The challenge

Zoomer was growing rapidly as a restaurant food delivery service. To provide high-touch restaurant support, it was very manual early on—we taped a phone number to the tablets we provided, and then talked to whoever called us. While this gave us intimate qualitative feedback, as the business grew rapidly, so did restaurant support needs. This eventually reached a tipping point, where it began to bottleneck our growth.

We first needed feedback from restaurants to understand where we could improve the most. Then, we needed to scale our support to help restaurants help themselves.

Screenshots of restaurant self-service support flow

Restaurant self-service support flow, which could be started from multiple paths. Download the InVision prototype if you’d like to click through yourself.

Screenshots of self-service support flow helping resturants know how far away a driver was

Our most common support need was, “where’s my driver?” Moving this in-product meaningfully reduced our support calls.

Demo of the driver feedback flow. We used this feature to identify issues and improve the quality of our service. Download the InVision prototype if you’d like to click through yourself.

Screenshots of receipt issue reporting

The delivery workflow required drivers to take pictures of receipts, and then had restaurants confirm the tip amount. If there were issues with any photos, restaurants could file a support ticket directly within in the restaurant app.

Separating signal from noise

Our first task was to understand the scope of what we were trying to solve. Using our growing collection of restaurant support tickets to inform this process, we listed out the most common issues restaurants needed help with. We sorted the most actionable issues into groups that we built workflows from, then began ideating.

Diagrams of affinity maps and early workflows

Affinity mapping to identify and group issues, and early workflows.

Early wireframe sketches

Early wireframe sketches.

UI explorations of feedback mechanism

Divergent, high-fidelity explorations of feedback and support flows in the restaurant app.

Learning from our users

We organized usability tests before we started building, to validate our assumptions with real restaurant customers. Staying true to scrappy startup culture, we went in the field and ran these tests inside our customer’s own restaurants, with whoever was willing. We tested prototypes of six different scenarios across the product journey.

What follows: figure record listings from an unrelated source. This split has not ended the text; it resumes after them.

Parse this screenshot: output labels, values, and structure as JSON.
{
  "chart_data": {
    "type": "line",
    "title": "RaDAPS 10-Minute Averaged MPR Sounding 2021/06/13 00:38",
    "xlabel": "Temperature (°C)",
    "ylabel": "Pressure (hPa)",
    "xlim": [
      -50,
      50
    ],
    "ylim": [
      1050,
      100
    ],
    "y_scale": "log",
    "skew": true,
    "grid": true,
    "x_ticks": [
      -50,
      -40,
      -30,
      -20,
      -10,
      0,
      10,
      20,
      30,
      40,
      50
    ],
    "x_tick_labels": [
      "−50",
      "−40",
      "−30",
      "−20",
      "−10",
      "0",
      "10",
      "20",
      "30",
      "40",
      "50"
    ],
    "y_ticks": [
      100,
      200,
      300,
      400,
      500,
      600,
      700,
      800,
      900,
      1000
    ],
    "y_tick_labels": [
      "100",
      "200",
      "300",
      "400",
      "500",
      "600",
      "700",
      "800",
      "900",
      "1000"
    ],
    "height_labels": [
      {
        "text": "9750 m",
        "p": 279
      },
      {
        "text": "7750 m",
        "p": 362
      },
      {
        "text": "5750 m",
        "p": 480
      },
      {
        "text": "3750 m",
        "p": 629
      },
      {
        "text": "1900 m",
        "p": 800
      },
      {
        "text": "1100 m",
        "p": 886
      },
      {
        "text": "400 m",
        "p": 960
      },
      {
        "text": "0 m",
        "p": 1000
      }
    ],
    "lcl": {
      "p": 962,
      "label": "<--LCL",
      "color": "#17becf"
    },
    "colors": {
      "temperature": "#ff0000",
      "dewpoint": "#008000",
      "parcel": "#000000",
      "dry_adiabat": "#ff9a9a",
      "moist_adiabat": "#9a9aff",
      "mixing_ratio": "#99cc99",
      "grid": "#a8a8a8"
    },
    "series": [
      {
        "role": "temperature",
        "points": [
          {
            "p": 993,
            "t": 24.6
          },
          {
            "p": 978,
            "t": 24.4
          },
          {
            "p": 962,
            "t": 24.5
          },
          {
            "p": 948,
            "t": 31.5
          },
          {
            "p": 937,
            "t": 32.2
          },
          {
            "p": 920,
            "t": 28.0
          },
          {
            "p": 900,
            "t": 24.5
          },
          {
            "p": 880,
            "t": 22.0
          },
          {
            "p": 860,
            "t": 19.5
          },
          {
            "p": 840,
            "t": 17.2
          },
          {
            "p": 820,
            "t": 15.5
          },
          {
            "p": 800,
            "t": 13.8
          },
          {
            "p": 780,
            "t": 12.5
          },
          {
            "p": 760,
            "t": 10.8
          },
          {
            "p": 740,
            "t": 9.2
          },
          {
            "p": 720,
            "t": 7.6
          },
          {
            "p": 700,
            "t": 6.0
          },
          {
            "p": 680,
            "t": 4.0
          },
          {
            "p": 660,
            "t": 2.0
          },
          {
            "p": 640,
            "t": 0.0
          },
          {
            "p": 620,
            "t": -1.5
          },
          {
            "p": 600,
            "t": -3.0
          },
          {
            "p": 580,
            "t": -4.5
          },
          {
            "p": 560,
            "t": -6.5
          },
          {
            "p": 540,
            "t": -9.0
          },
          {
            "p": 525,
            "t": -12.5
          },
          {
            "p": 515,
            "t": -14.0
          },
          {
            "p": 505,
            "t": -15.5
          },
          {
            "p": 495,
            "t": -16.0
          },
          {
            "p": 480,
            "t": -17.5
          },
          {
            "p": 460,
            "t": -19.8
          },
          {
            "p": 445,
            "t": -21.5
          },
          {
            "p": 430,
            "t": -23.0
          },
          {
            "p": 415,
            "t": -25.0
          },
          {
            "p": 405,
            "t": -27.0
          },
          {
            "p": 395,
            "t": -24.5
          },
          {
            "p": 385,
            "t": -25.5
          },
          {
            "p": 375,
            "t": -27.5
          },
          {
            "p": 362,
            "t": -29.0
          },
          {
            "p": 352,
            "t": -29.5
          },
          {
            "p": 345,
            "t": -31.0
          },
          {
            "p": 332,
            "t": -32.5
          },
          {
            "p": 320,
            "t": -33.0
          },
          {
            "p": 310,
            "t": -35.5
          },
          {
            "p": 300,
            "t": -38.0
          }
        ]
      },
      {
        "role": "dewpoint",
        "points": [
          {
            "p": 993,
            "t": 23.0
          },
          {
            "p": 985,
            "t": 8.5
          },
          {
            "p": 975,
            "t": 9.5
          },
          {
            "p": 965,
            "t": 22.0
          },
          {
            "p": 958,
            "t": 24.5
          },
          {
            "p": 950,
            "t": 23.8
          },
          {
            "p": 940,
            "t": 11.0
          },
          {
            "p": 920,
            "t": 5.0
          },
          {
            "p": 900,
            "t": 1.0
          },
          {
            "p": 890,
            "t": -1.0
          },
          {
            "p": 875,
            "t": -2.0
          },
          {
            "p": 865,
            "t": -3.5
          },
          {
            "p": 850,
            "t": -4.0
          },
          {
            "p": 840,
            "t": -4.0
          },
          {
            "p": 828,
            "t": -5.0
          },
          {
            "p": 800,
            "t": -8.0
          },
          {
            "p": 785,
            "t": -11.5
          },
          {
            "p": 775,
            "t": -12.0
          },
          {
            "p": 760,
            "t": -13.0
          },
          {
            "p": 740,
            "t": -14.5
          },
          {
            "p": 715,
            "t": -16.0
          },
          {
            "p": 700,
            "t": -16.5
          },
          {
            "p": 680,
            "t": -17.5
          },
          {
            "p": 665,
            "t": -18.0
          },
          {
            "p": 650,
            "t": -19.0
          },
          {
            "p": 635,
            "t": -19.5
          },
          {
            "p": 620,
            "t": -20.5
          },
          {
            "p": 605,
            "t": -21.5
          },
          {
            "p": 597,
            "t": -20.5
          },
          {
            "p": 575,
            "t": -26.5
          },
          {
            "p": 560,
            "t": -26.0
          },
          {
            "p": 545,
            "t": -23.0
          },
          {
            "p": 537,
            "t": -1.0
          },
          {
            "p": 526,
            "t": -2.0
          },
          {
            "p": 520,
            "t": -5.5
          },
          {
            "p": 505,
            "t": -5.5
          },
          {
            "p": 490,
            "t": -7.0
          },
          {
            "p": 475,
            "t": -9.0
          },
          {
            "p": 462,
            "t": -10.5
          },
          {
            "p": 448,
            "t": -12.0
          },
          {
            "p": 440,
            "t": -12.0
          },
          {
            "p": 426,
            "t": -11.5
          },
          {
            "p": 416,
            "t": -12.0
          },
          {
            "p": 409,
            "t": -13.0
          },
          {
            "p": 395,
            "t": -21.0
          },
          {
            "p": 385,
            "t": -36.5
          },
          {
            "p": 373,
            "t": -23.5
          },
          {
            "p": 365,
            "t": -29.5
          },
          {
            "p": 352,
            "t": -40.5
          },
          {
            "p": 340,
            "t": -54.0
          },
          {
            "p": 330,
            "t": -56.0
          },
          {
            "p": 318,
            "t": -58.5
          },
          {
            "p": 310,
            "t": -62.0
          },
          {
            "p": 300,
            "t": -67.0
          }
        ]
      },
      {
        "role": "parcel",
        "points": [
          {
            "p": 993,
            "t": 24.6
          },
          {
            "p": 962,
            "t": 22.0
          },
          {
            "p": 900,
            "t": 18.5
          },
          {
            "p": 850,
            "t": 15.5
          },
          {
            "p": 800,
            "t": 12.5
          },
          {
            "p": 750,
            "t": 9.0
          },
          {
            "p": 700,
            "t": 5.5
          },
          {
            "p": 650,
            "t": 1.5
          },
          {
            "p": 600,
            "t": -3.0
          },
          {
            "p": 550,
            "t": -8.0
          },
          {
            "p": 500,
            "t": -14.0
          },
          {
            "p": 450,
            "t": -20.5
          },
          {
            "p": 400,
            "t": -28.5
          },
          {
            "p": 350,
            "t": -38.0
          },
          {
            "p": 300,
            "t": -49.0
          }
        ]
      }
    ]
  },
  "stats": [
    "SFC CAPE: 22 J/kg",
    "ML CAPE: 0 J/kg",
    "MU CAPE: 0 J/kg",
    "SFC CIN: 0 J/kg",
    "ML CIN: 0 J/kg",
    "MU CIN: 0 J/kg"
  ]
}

Our biggest takeaway was our solution was too complex—we were trying to do too much in one place, and it overwhelmed our users.

Screenshots of different scenarios from our usability test

A few scenarios we tested with our customers, from top to bottom: order level feedback from the Order Queue, order-level feedback from the Order History, and driver-level feedback from the side navigation.

Building for restaurants’ existing workflows

It was clear our feedback mechanisms and support flows didn’t align with actual tasks restaurants were trying to complete. To simplify, we separated the problems and designed contextual solutions throughout the app. This resulted in three distinct flows:

Phased release

The complete self-service support flow involved quite a bit of engineering effort. To ship an MVP quickly, we reduced scope into smaller chunks, addressing the most urgent issues first while setting a product foundation to build on top of. The full version was built out in a subsequent release a few months later.

Demo of the MVP contact support flow.

Reflections

I’m proud of the solution we built, but I think it took too long to get from ideating to shipping a solution. We started out with a very murky, abstract problem, and it was hard to figure out what we needed to build. We defined the problem well at the macro level, but we spent too much time trying to clump all of the different scenarios into an all-in-one solution. Building a great product requires understanding when to pair features together, when to split them apart, and most importantly, when to say “no”.

Knowing what I know now, I would have talked to our customers even sooner, to reduce the amount of time spent churning on ideas. We took a refined prototype to them and asked, “does this work?” While this is great, what we missed was also going to them while we were still defining the problem, and asking, “how do you solve these problems today?” We had great data, but we used it as a crutch, and missed the story behind it. Once we really understood our customers’ problems, it became much more clear how to ship features incrementally.

Streamlining customer support is also a tricky issue. Customers want a hands-on, personalized approach, but businesses need to find a way to scale that in a sustainable way. It makes maintaining quality a challenge. Since we were confident in our data, and had a great understanding of the scope of our logistics, I think we balanced this very well. We automated the things that were “obvious” and didn’t need hands-on support, and kept the more challenging issues high-touch. The results speak for this—we were able enter new markets and massively scale our order volume, while maintaining the size of our support team and keeping high customer satisfaction scores.